The term “genomic region specific probe” as used herein refers to a probe that selectively hybridizes to a genomic region. In one embodiment a genomic region specific probe can be a probe labelled, for example with a fluorophore and a quencher, such as a TaqMan® probe or a Molecular Beacons probes. In a preferred embodiment, the probe can hybridize to a position of the genomic region that can be subject to hypermethylation according to the inventive method. Hereby, the probe hybridizes to positions with either a methylated CpG or a unmethylated CpG in order to detect methylated or unmethylated CpGs. In a preferred embodiment, two probes are used, e.g. in a methylight (qPCR assay) assay. The first probe hybridizes only to positions with a methylated CpG, the second probe hybridizes only to positions with a unmethylated CpG, wherein the probes are differently labelled and, thus, allow for discrimination between unmethylated and methylated sites in the same sample.

As used herein, the terms “hybridizing to” and “hybridization” are interchangeable used with the term “specific for” and refer to the sequence specific non-covalent binding interactions with a complementary nucleic acid, for example, interactions between a target nucleic acid sequence and a target specific nucleic acid primer or probe. In a preferred embodiment a nucleic acid, which hybridizes is one which hybridizes with a selectivity of greater than 70%, greater than 80%, greater than 90% and most preferably of 100% (i.e. cross hybridization with other DNA species preferably occurs at less than 30%, less than 20%, less than 10%). As would be understood to a person skilled in the art, a nucleic acid, which “hybridizes” to the DNA product of a genomic region of the invention can be determined taking into account the length and composition.

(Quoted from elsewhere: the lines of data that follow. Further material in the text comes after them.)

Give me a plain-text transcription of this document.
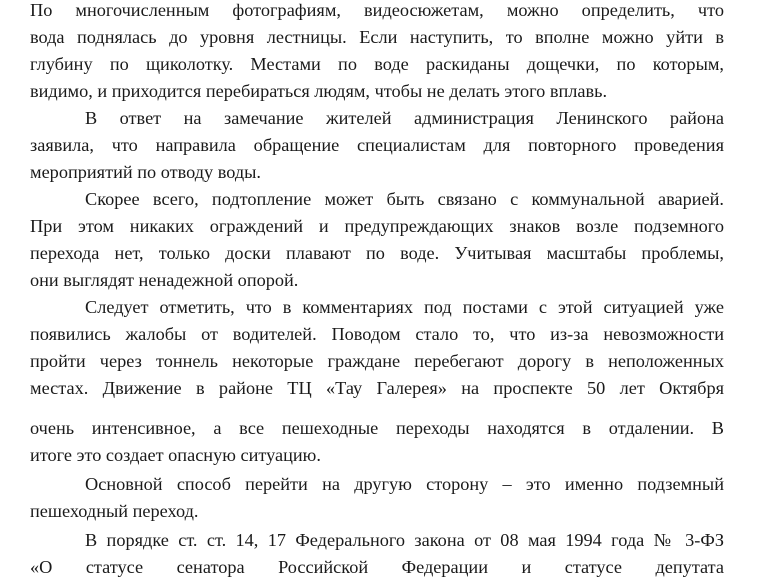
По многочисленным фотографиям, видеосюжетам, можно определить, что
вода поднялась до уровня лестницы. Если наступить, то вполне можно уйти в
глубину по щиколотку. Местами по воде раскиданы дощечки, по которым,
видимо, и приходится перебираться людям, чтобы не делать этого вплавь.
В ответ на замечание жителей администрация Ленинского района
заявила, что направила обращение специалистам для повторного проведения
мероприятий по отводу воды.
Скорее всего, подтопление может быть связано с коммунальной аварией.
При этом никаких ограждений и предупреждающих знаков возле подземного
перехода нет, только доски плавают по воде. Учитывая масштабы проблемы,
они выглядят ненадежной опорой.
Следует отметить, что в комментариях под постами с этой ситуацией уже
появились жалобы от водителей. Поводом стало то, что из-за невозможности
пройти через тоннель некоторые граждане перебегают дорогу в неположенных
местах. Движение в районе ТЦ «Тау Галерея» на проспекте 50 лет Октября
очень интенсивное, а все пешеходные переходы находятся в отдалении. В
итоге это создает опасную ситуацию.
Основной способ перейти на другую сторону – это именно подземный
пешеходный переход.
В порядке ст. ст. 14, 17 Федерального закона от 08 мая 1994 года № 3-ФЗ
«О статусе сенатора Российской Федерации и статусе депутата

As used herein, “isolated” when used in reference to a nucleic acid means that a naturally occurring sequence has been removed from its normal cellular (e.g. chromosomal) environment or is preferably synthesised in a non-natural environment (e.g. artificially synthesised). Thus, an “isolated” sequence may be in a cell-free solution or placed in a different cellular environment.

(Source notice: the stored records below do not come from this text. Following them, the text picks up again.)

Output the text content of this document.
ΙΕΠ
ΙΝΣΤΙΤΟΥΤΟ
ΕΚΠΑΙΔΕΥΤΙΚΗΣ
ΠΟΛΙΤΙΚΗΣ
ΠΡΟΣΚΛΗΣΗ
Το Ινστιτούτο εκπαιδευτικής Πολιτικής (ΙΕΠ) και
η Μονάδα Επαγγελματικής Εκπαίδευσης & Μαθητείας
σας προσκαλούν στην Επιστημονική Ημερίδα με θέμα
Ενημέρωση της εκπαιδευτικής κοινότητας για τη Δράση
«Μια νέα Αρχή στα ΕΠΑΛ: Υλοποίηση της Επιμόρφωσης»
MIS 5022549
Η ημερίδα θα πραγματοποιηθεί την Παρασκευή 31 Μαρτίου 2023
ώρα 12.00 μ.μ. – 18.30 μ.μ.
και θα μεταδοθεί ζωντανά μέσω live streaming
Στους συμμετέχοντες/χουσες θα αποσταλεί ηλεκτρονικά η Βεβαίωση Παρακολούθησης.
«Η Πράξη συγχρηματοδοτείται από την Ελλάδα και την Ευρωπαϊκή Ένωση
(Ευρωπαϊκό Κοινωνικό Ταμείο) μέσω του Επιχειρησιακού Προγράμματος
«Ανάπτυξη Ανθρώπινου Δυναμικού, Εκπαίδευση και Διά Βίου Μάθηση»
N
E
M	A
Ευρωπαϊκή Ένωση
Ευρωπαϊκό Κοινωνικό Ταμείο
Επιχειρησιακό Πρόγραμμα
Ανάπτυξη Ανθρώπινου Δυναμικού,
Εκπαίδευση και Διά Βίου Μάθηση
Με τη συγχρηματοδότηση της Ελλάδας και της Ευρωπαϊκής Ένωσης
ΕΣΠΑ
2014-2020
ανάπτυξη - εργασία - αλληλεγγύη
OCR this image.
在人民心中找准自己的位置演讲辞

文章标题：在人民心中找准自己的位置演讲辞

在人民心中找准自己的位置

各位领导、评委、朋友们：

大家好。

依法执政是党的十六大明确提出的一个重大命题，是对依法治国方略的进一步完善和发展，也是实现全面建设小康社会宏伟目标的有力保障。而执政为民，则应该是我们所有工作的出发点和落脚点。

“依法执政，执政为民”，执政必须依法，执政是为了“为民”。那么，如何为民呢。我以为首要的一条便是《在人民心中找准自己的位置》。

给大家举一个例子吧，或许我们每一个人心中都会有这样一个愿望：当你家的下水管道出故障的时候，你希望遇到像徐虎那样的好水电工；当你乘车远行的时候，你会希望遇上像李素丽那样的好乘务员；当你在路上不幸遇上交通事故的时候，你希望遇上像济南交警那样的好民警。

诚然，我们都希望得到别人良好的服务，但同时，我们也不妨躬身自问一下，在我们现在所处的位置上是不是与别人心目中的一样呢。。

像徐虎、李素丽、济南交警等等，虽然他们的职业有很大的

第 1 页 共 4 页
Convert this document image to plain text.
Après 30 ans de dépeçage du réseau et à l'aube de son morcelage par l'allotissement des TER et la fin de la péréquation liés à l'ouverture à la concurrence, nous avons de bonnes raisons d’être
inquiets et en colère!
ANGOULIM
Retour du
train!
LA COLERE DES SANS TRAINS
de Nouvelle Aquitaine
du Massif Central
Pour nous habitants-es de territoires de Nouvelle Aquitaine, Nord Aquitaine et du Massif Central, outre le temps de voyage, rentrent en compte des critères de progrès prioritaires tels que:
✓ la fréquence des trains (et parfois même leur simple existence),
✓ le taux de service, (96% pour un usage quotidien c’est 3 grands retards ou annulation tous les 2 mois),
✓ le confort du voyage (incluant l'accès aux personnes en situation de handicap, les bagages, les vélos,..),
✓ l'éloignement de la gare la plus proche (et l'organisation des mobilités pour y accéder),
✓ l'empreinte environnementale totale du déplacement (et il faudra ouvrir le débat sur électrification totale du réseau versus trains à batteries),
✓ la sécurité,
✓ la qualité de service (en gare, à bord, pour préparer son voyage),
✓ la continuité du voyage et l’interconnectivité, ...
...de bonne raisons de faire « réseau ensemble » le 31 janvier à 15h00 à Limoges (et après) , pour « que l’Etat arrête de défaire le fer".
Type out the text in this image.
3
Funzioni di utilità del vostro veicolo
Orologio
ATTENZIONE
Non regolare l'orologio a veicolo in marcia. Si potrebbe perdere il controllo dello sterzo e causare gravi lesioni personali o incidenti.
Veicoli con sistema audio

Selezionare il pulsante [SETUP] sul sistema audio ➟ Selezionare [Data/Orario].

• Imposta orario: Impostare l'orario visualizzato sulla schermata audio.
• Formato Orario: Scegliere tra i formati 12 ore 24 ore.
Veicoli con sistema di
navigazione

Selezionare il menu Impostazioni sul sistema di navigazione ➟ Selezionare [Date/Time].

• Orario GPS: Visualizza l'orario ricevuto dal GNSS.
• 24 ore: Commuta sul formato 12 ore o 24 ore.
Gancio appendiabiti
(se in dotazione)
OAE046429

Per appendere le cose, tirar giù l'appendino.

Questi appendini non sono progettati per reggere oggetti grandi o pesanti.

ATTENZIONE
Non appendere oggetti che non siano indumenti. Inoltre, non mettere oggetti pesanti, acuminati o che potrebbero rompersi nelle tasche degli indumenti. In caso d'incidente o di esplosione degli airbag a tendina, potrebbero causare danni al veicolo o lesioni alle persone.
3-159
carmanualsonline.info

As used herein, a “kit” is a packaged combination optionally including instructions for use of the combination and/or other reactions and components for such use.

As used herein, “nucleic acid(s)” or “nucleic acid molecule” generally refers to any ribonucleic acid or deoxyribonucleic acid, which may be unmodified or modified DNA. “Nucleic acids” include, without limitation, single- and double-stranded nucleic acids. As used herein, the term “nucleic acid(s)” also includes DNA as described above that contain one or more modified bases. Thus, DNA with backbones modified for stability or for other reasons are “nucleic acids”. The term “nucleic acids” as it is used herein embraces such chemically, enzymatically or metabolically modified forms of nucleic acids, as well as the chemical forms of DNA characteristic of viruses and cells, including for example, simple and complex cells.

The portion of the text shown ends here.